L’analyse repose sur une catégorisation en sous-populations d’enquête selon des facteurs sociodémographiques. Les possibilités de traitement des données étaient nombreuses. On notera que les résultats de l’enquête ont conduit à privilégier des pistes explicatives reposant principalement sur le sexe — binarité femme/homme sans considération du genre — et l’orientation sexuelle des individus enquêtés.
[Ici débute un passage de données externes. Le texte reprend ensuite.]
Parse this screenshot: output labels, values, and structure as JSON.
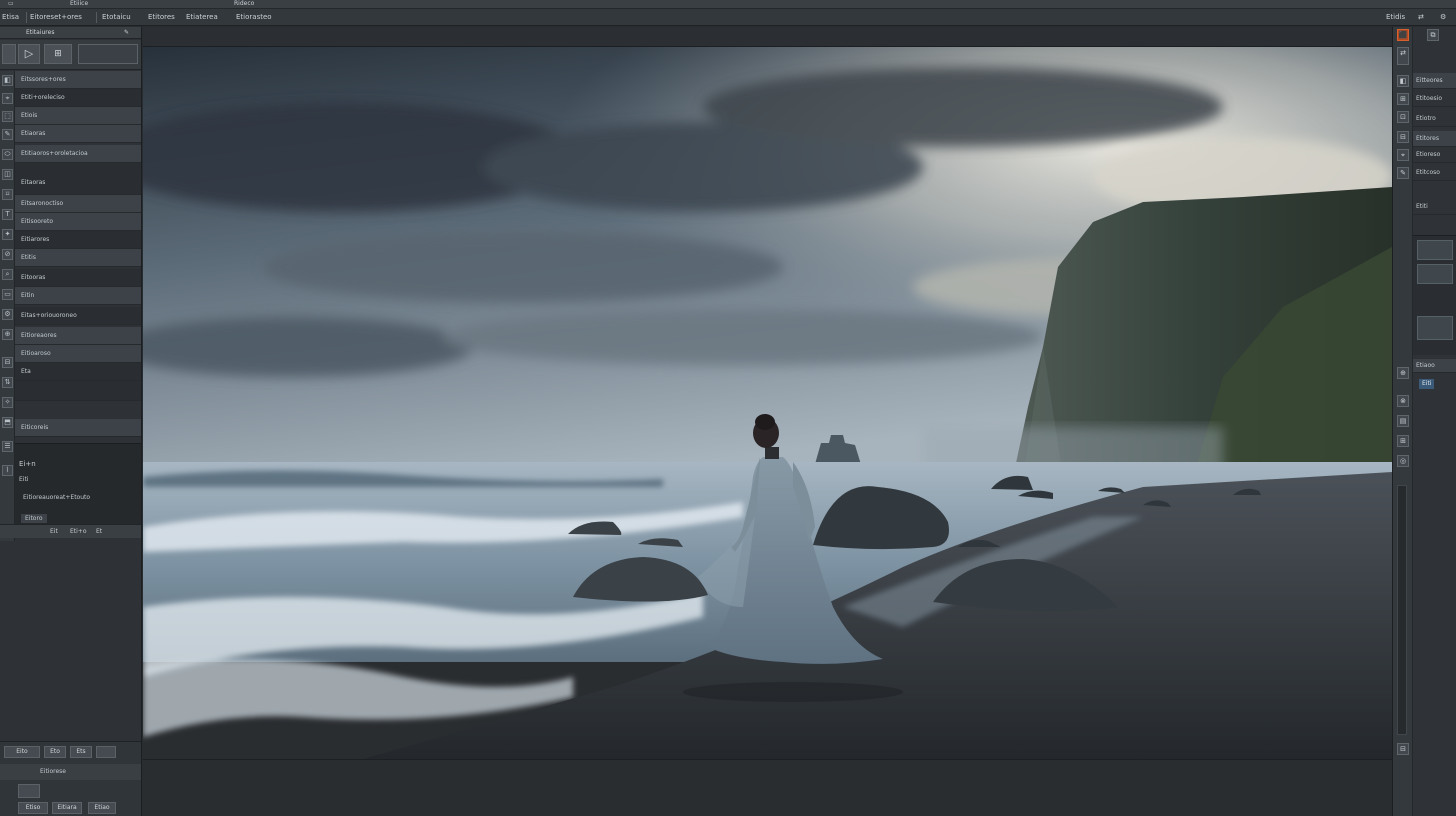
{
  "menubar": {
    "items": [
      "▭",
      "Etiiice",
      "Rideco"
    ]
  },
  "options_bar": {
    "items": [
      "Etisa",
      "Eitoreset+ores",
      "Etotaicu",
      "Etitores",
      "Etiaterea",
      "Etiorasteo"
    ],
    "right_items": [
      "Etidis",
      "⇄",
      "⚙"
    ]
  },
  "left_panel": {
    "header_label": "Etitaiures",
    "header_icons": [
      "✎",
      "⌂"
    ],
    "tool_glyphs": [
      "◧",
      "▷",
      "⊞",
      "⌖",
      "⬚",
      "✎",
      "⬭",
      "◫",
      "⌑",
      "T",
      "✦",
      "⊘",
      "⌕",
      "▭",
      "⚙",
      "⊕",
      "⊟",
      "⇅",
      "✧",
      "⬒",
      "☰",
      "⌇"
    ],
    "rows": [
      "Eitssores+ores",
      "Etiti+oreleciso",
      "Etiois",
      "Etiaoras",
      "Etitiaoros+oroletacioa",
      "Eitaoras",
      "Eitsaronoctiso",
      "Eitisooreto",
      "Eitiarores",
      "Etitis",
      "Eitooras",
      "Eitin",
      "Eitas+oriouoroneo",
      "Eitioreaores",
      "Eitioaroso",
      "Eta",
      "",
      "Eiticoreis"
    ],
    "preview_text_1": "Ei+n",
    "preview_text_2": "Eiti",
    "preview_text_3": "Eitioreauoreat+Etouto",
    "preview_badge": "Eitoro",
    "bottom_buttons_row1": [
      "Eito",
      "Eto",
      "Ets"
    ],
    "bottom_buttons_row2": [
      "Etiso",
      "Eitiara",
      "Etiao"
    ],
    "bottom_label": "Eitiorese",
    "bottom_small": [
      "Eit",
      "Eti+o",
      "Et"
    ]
  },
  "right_panel": {
    "top_buttons": [
      "⬛",
      "⧉"
    ],
    "rows": [
      "Eitteores",
      "Etitoesio",
      "Etiotro",
      "Etitores",
      "Etioreso",
      "Etitcoso",
      "Etiti"
    ],
    "icons": [
      "⇄",
      "◧",
      "⊞",
      "⊡",
      "⊟",
      "⌖",
      "✎",
      "⊕",
      "⊗",
      "▤",
      "⊞",
      "◎",
      "▭",
      "⊟"
    ],
    "layer_label": "Etiaoo",
    "layer_tag": "Eiti"
  },
  "canvas": {
    "sky_top": "#2b3540",
    "sky_glow": "#e9e6dc",
    "sea": "#8fa3b3",
    "sand": "#2c3035",
    "cliff": "#2f3a31",
    "dress": "#6f8394"
  }
}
Cette lecture analytique tend à mettre parfois en retrait l’hétérogénéité socioéconomique au sein de ces catégories, et conduit même à délaisser très largement les aspects de l’ancienneté du diagnostic et du moment de la vie auquel celui-ci est survenu.

L’accompagnement des individus vieillissant avec le VIH est étudié à travers le prisme des relations familiales (chap. 5). D’autres types de sociabilité ne sont pas pris en compte (amis, voisinage), et l’intervention de professionnels du soin et de l’accompagnement à domicile non plus. Les séniors (ici malades) sont finalement considérés dans cette enquête comme des « individus à risque de désocialisation », approche qui soulève des questions dans le champ des études sur le vieillissement (ageing studies).

En matière de relations professionnelles (chap. 6), les personnes séropositives ont souvent fait le choix de cacher leur maladie et les effets des traitements, car elles estimaient que l’annonce aurait des conséquences néfastes sur le maintien dans l’emploi et les relations de travail. Cet aspect renvoie aux représentations sociales négatives du VIH, notamment à des pratiques sexuelles et aux déviances. Des individus contaminés tardivement n’ont pas eu ce genre de questions à se poser, car la fin de carrière approchait.

Enfin, quelques analyses (chap. 8 et 9) du vécu, notamment corporel, de la maladie sont proposées. Le corps douloureux renvoie au fait que les médicaments qui permettent de vivre avec le VIH peuvent impliquer d’autres pathologies ; le corps monstrueux est lié à l’effet secondaire de la lipodystrophie ; et le corps vieilli peut brouiller les pistes de ce qui relève de la maladie et du vieillissement (p. 124-129). Il serait intéressant d’approfondir le lien entre les vécus de la maladie d’une part et l’ancienneté du diagnostic et le moment de la vie auquel a eu lieu cette annonce d’autre part, sans limiter ces analyses aux seules femmes.

Pour les recherches anthropologiques, il aurait été intéressant que les auteurs s’appuient plus largement sur les études en sciences humaines et sociales sur la vieillesse et le vieillissement et sur les travaux relatifs aux vécus des maladies chroniques. La logique explicative de cette étude laisse de la place pour d’autres recherches qui s’intéresseraient au vécu du vieillissement avec le VIH dans une approche compréhensive (herméneutique), à la façon des travaux précédents des auteurs (voir Mendès-Leite et Banens 2006). Simultanément, il s’agit de reconnaître que ce travail est une recherche appliquée, adressée aux acteurs de l’accompagnement des personnes vivant avec le VIH. Avec cette enquête sociodémographique, les auteurs tentent de dessiner les contours de ce phénomène nouveau et destinent leurs résultats à la communauté scientifique (connaissance), au grand public (reconnaissance) et aux politiques publiques (action).